Article component visualizing that the loaded font only includes the characters used.

But could one squeeze out even more bytes of the Roboto font?

When you inspect Roboto with Wakamai Fondue, you'll discover that it ships 13(!) variable font axes.

13 sliders showing all of Roboto's variable font axes.

That's great, but I wonder if you need all these variable configuration parameters in production and argue that a good design defines only a few font variations. 13 configurable axes shouldn't be needed at all times.

Thanks to Tobias Kunish, I learned you can also remove axes with some tooling! Does the removal of font axes affect the font size? Let's find out!

Slice is an open-source application to create custom font design spaces from variable fonts. Unfortunately, I'm not enough font nerd to understand all of Slice's functionality, but what I get is that you can inspect a font's axes and limit their ranges or define a static value for each.

Slices app configured to set fixed values for particular font axes.

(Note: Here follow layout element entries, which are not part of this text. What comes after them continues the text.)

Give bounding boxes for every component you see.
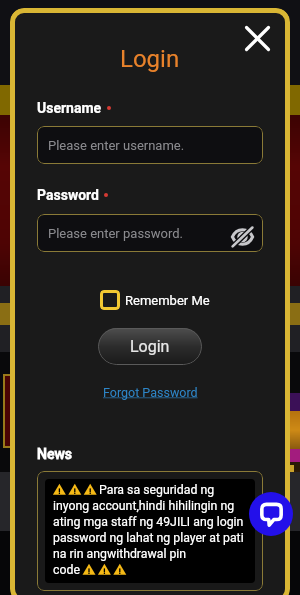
staticText: Password <box>37 187 99 203</box>
staticText: Please enter password. <box>48 226 184 241</box>
button[interactable]: Show password <box>229 223 255 249</box>
staticText: password ng lahat ng player at pati <box>53 531 244 545</box>
staticText: Para sa seguridad ng <box>99 483 215 497</box>
staticText: Remember Me <box>125 293 210 308</box>
staticText: inyong account,hindi hihilingin ng <box>53 499 235 513</box>
staticText: code <box>53 563 80 577</box>
staticText: ating mga staff ng 49JILI ang login <box>53 515 244 529</box>
staticText: Login <box>130 337 170 356</box>
button[interactable]: Please enter username. <box>37 126 263 164</box>
button[interactable]: Close <box>240 21 274 55</box>
staticText: Please enter username. <box>48 138 185 153</box>
button[interactable]: Login <box>98 328 202 365</box>
button[interactable]: Remember Me <box>100 290 210 310</box>
staticText: Login <box>120 45 180 73</box>
staticText: News <box>37 446 73 462</box>
staticText: Username <box>37 100 102 116</box>
button[interactable]: Forgot Password <box>103 385 198 400</box>
button[interactable]: Chat support <box>249 492 293 536</box>
button[interactable]: Please enter password. <box>37 214 263 252</box>
staticText: na rin angwithdrawal pin <box>53 547 187 561</box>
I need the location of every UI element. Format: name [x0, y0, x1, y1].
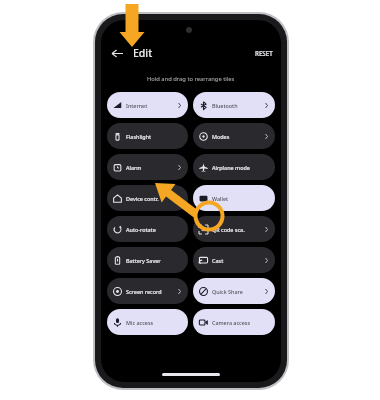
button[interactable]: Quick Share: [193, 278, 275, 304]
staticText: Cast: [212, 257, 224, 264]
staticText: Mic access: [126, 319, 154, 326]
button[interactable]: QR code sca.: [193, 216, 275, 242]
staticText: Hold and drag to rearrange tiles: [147, 75, 235, 83]
button[interactable]: Bluetooth: [193, 92, 275, 118]
button[interactable]: Screen record: [107, 278, 188, 304]
button[interactable]: Camera access: [193, 309, 275, 335]
button[interactable]: Wallet: [193, 185, 275, 211]
staticText: Internet: [126, 102, 148, 109]
staticText: Modes: [212, 133, 230, 140]
staticText: Airplane mode: [212, 164, 250, 171]
staticText: Wallet: [212, 195, 229, 202]
staticText: Device contr.: [126, 195, 159, 202]
button[interactable]: Modes: [193, 123, 275, 149]
staticText: Screen record: [126, 288, 162, 295]
button[interactable]: Internet: [107, 92, 188, 118]
button[interactable]: Alarm: [107, 154, 188, 180]
button[interactable]: RESET: [255, 49, 273, 57]
staticText: RESET: [255, 49, 273, 57]
staticText: Battery Saver: [126, 257, 161, 264]
staticText: Alarm: [126, 164, 142, 171]
button[interactable]: Auto-rotate: [107, 216, 188, 242]
staticText: QR code sca.: [212, 226, 245, 233]
staticText: Auto-rotate: [126, 226, 156, 233]
button[interactable]: Mic access: [107, 309, 188, 335]
staticText: Camera access: [212, 319, 251, 326]
button[interactable]: Device contr.: [107, 185, 188, 211]
staticText: Quick Share: [212, 288, 243, 295]
button[interactable]: Airplane mode: [193, 154, 275, 180]
staticText: Flashlight: [126, 133, 152, 140]
staticText: Bluetooth: [212, 102, 238, 109]
staticText: Edit: [133, 46, 153, 60]
button[interactable]: Battery Saver: [107, 247, 188, 273]
button[interactable]: Cast: [193, 247, 275, 273]
button[interactable]: Flashlight: [107, 123, 188, 149]
button[interactable]: Back: [106, 42, 128, 64]
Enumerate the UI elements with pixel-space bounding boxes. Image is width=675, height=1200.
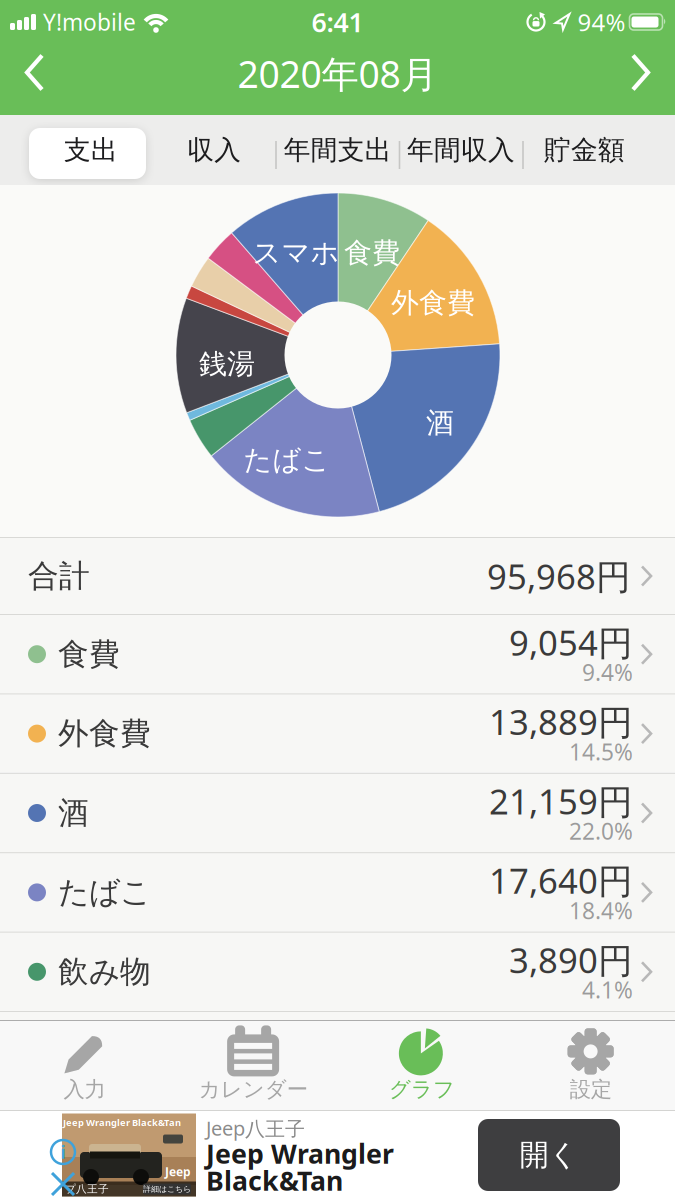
button[interactable]: Previous month [0,54,45,92]
button[interactable]: グラフ [338,1022,506,1110]
staticText: Jeep [165,1164,191,1179]
staticText: 9.4% [582,657,633,687]
staticText: 貯金額 [544,134,625,166]
button[interactable]: 飲み物 [0,932,675,1011]
staticText: 飲み物 [58,953,151,991]
staticText: 支出 [64,134,118,166]
button[interactable]: 年間収入 [399,124,523,176]
staticText: グラフ [389,1076,455,1103]
staticText: 合計 [28,557,90,595]
button[interactable]: Jeep Wrangler Black&Tan [0,1110,675,1200]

For example, if you're not interested in including all the variations of the parametric figure height (YTFI), set a value and drop the axis from the font entirely.

To test things out, I kept the opsz, wght, GRAD, wdth and slnt axis untouched and set a fixed value for the eight other axes to remove them from my local Roboto font.

FontSize with 13 axesSize with 5 axes
Roboto (all characters & glyphs)784kB710kB
Roboto (Latin)322kB292kB
Roboto (ASCII)202kB182kB
Roboto (only a few characters)58kB52kB

And indeed, removing font axes resulted in more saved bytes!

So, if you're on the journey of optimizing your fonts, subsetting will give you massive results, but if you want to go the extra mile, you can also shave off some more bytes by limiting font axis range values or removing axes entirely. Happy optimizing!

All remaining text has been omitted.